3. Key Distribution & Decryption

Shutter Keypers → P2P Network → Message Handler → Transaction Handler
       │              │              │                    │
       │              │              └── Update Status    │
       └── Broadcast  │                       │           │
           Keys       └── DecryptionKeys      │           │
                                              └── Status: decrypted

4. Verification & Finalization

Transaction Verifier → Ethereum Node → Transaction Handler
         │                   │               │
         │                   └── Query       │
         └── Check Status          │         │
                                   └── Update Status
                                        (finalised/blocked)

⚙️ Configuration

Contract Addresses

The sequencer integrates with Shutter Network smart contracts:

• KeyperSetManager: Manages cryptographic epochs and keyper sets
• KeyBroadcast: Distributes eon public keys for encryption
• MEV-Commit: Provider network for bid submission and commitments

🚀 Quick Start

1. Environment Setup

# Copy configuration template
cp sequencer/config.env.example sequencer/.env

# Update configuration with your values
nano sequencer/.env

2. Build & Run

cd sequencer
chmod +x start.sh
./start.sh

3. Submit Test Transaction

# Submit encrypted transaction
curl -X POST http://localhost:8545 \
  -H "Content-Type: application/json" \
  -d '{
    "jsonrpc": "2.0",
    "method": "eth_sendRawTransaction",
    "params": ["0x..."],
    "id": 1
  }'

4. Monitor Status

# Check transaction status via REST API
curl http://localhost:8080/get_decrypted_tx/0x...

Testing

A separate test client is provided in test_client/ for transaction sending:

cd test_client
./run_test.sh

🐳 Docker Setup

Using Docker Compose (Recommended)

1. Environment Configuration

   # Copy the Docker environment template
   cp docker-compose.env.example .env
   
   # Edit configuration with your values
   nano .env

2. Build and Run

   # Build and start the sequencer
   docker compose up --build
   
   # Or run in background
   docker compose up -d --build

3. View Logs

   # View logs
   docker compose logs -f sequencer
   
   # Stop the service
   docker compose down

Manual Docker Commands

If you prefer to use Docker directly:

# Build the image
docker build -t primev-sequencer .

# Run the sequencer container with configurable environment variables
docker run -p 8545:8545 -p 8080:8080 -p 23003:23003 \
  --network primev-poc_default \
  -e UPSTREAM_RPC_URL="https://0xrpc.io/hoodi" \
  -e LOG_LEVEL="info" \
  -e VERIFICATION_INTERVAL="10s" \
  -e BIDDER_NODE_ADDRESS="0x1234567890123456789012345678901234567890" \
  -e P2P_KEY="your_p2p_private_key_here" \
  primev-sequencer

# Note: For a complete setup, you'll also need to run the bidder container manually
# and ensure proper networking between containers.
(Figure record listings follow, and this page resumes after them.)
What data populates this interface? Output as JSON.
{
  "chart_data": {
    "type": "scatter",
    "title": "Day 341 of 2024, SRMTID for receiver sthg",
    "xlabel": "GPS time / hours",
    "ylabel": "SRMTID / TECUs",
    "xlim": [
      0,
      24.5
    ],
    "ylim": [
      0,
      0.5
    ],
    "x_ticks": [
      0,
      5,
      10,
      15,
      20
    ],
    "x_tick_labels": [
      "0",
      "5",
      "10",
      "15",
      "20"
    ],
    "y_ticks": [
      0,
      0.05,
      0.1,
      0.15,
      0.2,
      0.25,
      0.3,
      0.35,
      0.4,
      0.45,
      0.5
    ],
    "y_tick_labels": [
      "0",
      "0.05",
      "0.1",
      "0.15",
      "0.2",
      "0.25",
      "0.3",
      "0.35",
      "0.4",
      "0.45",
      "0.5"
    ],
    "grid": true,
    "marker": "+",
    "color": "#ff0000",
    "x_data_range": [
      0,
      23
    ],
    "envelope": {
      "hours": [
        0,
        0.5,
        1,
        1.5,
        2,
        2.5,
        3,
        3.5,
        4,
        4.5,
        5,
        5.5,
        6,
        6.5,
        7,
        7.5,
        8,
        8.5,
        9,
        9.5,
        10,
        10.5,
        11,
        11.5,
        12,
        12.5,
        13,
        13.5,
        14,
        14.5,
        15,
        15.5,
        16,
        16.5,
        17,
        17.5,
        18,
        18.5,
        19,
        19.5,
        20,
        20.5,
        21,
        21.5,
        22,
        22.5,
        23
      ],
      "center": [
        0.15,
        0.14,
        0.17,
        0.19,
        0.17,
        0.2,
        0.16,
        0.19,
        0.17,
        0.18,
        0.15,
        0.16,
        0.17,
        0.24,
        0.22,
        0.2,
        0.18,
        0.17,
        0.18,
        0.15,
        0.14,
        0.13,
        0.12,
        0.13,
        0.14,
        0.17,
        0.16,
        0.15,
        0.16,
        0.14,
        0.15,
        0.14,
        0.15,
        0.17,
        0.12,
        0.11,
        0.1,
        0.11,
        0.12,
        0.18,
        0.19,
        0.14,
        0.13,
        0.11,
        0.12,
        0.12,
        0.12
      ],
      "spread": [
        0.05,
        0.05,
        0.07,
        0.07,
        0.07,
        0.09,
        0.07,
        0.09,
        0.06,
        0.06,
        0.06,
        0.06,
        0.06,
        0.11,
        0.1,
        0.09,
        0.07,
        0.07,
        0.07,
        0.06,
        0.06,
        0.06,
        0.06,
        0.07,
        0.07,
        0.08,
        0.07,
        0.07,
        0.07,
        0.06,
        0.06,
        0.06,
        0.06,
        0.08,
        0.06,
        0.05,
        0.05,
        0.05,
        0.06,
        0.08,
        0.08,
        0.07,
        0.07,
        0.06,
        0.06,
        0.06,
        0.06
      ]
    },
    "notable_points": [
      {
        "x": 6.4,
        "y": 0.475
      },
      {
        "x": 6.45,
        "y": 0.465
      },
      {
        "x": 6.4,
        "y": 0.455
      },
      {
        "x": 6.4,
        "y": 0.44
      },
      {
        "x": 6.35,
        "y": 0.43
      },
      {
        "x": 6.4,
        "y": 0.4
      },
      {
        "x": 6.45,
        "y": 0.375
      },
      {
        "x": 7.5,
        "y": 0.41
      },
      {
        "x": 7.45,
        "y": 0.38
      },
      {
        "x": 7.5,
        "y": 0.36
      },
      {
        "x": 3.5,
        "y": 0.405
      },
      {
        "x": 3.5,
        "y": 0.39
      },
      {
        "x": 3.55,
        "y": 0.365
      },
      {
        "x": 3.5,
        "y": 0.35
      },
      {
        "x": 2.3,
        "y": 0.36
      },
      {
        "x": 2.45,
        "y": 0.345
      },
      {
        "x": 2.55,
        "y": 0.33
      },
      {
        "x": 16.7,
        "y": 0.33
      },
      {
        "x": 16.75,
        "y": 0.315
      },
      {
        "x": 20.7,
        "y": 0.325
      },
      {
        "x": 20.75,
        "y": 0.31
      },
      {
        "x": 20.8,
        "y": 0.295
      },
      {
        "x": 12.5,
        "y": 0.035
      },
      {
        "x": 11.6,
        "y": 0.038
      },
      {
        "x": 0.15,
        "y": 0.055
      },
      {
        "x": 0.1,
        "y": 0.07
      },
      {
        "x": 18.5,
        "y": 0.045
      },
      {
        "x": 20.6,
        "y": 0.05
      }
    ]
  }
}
Docker Compose is recommended.

Configurable Environment Variables

For production deployment, you can configure these environment variables (defaults shown in parentheses):

Sequencer Service:

• UPSTREAM_RPC_URL: Ethereum RPC endpoint for transaction verification (https://0xrpc.io/hoodi)
• LOG_LEVEL: Logging level (info)
• VERIFICATION_INTERVAL: How often to check transaction status on blockchain (10s)
• BIDDER_NODE_ADDRESS: Your bidder node address (0x1234567890123456789012345678901234567890)
• P2P_KEY: Your libp2p private key for P2P networking (your_p2p_private_key_here)

Bidder Service:

• DOMAIN: MEV-commit domain (testnet.mev-commit.xyz)
• SETTLEMENT_RPC_URL: Settlement layer RPC URL (https://chainrpc.testnet.mev-commit.xyz/)
• LOG_LEVEL: Logging level (info)
• LOG_FMT: Log format (text)
• AUTO_DEPOSIT_AMOUNT: Automatic deposit amount in wei (1000000000000000000)

Ports

• 8545: Ethereum JSON-RPC API (encrypted transaction submission)
• 8080: REST API (transaction status and decryption)
• 23003: P2P networking (Shutter Network communication)

Health Checks

The Docker container includes health checks that verify the REST API is responding. You can monitor the health status with:

docker ps
# Look for "healthy" status in the STATUS column